AboutEducatorPacific Music Festival
A Happy Set of Circumstances
The Birth of the Pacific Music Festival
by Atsushi Kobayashi
A saying often repeated in the tea ceremony teaches us that each human encounter is a once-in-a-lifetime experience and, as such, it should be revered. In January 1989, having worked 25 years with the Asatsu advertising agency, I became involved in a special kind of sales activity. Maestro Leonard Bernstein, who was to conduct the London Symphony Orchestra in Japan, was working on a plan to have the Orchestra perform in China. For this he needed a sponsor.
I was overjoyed at the news I got in February from Nomura Securities, a new client for my agency, telling me we'd received the approval of Nomura to sponsor the China tour.
In March, I went to New York to meet with the people I would be working with on this project. It was there I met Mr. Harry Kraut for the first time. With his beard, heavy smoking and confident manner, Harry was an imposing figure indeed.
Then, in June, came the events in Tiananmen Square in Beijing. After an emergency meeting in Rome, we agreed that the type of events planned for China would have to be switched to Japan. It was this twist of fate which led to the birth of the Pacific Music Festival.
To prepare the Pacific Music Festival, I went to Tanglewood, in Massachusetts, to attend the music festival there. Observing how that event was organized enabled me to understand Maestro Bernstein's concept of what the PMF should be.

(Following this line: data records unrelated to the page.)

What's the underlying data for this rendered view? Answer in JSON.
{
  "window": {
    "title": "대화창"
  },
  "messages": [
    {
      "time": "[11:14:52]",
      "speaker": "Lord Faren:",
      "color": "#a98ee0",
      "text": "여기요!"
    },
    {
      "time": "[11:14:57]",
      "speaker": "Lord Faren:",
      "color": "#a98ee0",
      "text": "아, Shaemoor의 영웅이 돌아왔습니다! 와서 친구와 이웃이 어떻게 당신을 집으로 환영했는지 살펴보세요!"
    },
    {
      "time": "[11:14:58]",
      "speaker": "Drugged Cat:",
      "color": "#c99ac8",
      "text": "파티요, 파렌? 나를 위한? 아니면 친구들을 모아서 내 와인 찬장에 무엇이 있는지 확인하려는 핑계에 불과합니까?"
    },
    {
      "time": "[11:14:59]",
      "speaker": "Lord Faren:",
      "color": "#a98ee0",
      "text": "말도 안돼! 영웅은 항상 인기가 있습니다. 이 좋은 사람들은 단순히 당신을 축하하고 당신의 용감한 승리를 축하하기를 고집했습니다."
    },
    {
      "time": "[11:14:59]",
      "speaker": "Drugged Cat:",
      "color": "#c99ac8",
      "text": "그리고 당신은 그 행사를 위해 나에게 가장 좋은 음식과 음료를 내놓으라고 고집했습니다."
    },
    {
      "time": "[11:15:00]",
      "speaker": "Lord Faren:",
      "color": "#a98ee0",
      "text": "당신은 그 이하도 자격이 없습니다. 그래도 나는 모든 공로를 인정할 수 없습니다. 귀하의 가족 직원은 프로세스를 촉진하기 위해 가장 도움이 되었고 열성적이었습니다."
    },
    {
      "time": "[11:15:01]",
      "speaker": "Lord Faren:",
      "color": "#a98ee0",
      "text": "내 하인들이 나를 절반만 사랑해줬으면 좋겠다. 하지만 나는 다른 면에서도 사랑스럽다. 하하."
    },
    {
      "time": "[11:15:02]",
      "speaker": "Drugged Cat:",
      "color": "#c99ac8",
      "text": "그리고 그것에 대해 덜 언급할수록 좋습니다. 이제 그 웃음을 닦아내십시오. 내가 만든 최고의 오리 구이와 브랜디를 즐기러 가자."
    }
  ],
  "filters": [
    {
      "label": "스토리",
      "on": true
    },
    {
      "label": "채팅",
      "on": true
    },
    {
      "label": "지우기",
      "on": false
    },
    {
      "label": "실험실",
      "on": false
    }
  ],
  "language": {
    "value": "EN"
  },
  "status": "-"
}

In October, I returned to New York; in November, to London; then to Japan's northern city of Sapporo. I was very aware that the pattern of my life had suddenly changed.
December 6, 1989 was a day I shall never forget, as that was the date Leonard Bernstein announced to the world from London that the first Pacific Music Festival would be held in Sapporo in 1990. On this day the PMF was officially born.
As a result, I was like a fallen leaf riding the crest of a great wave. A whole new world had opened up for me, due, of course, to the involvement of Maestro Bernstein, whose own world had such vast horizons. I will always treasure my brief encounter with him, and I shall never forget his words, "Loving people and loving music are the same thing."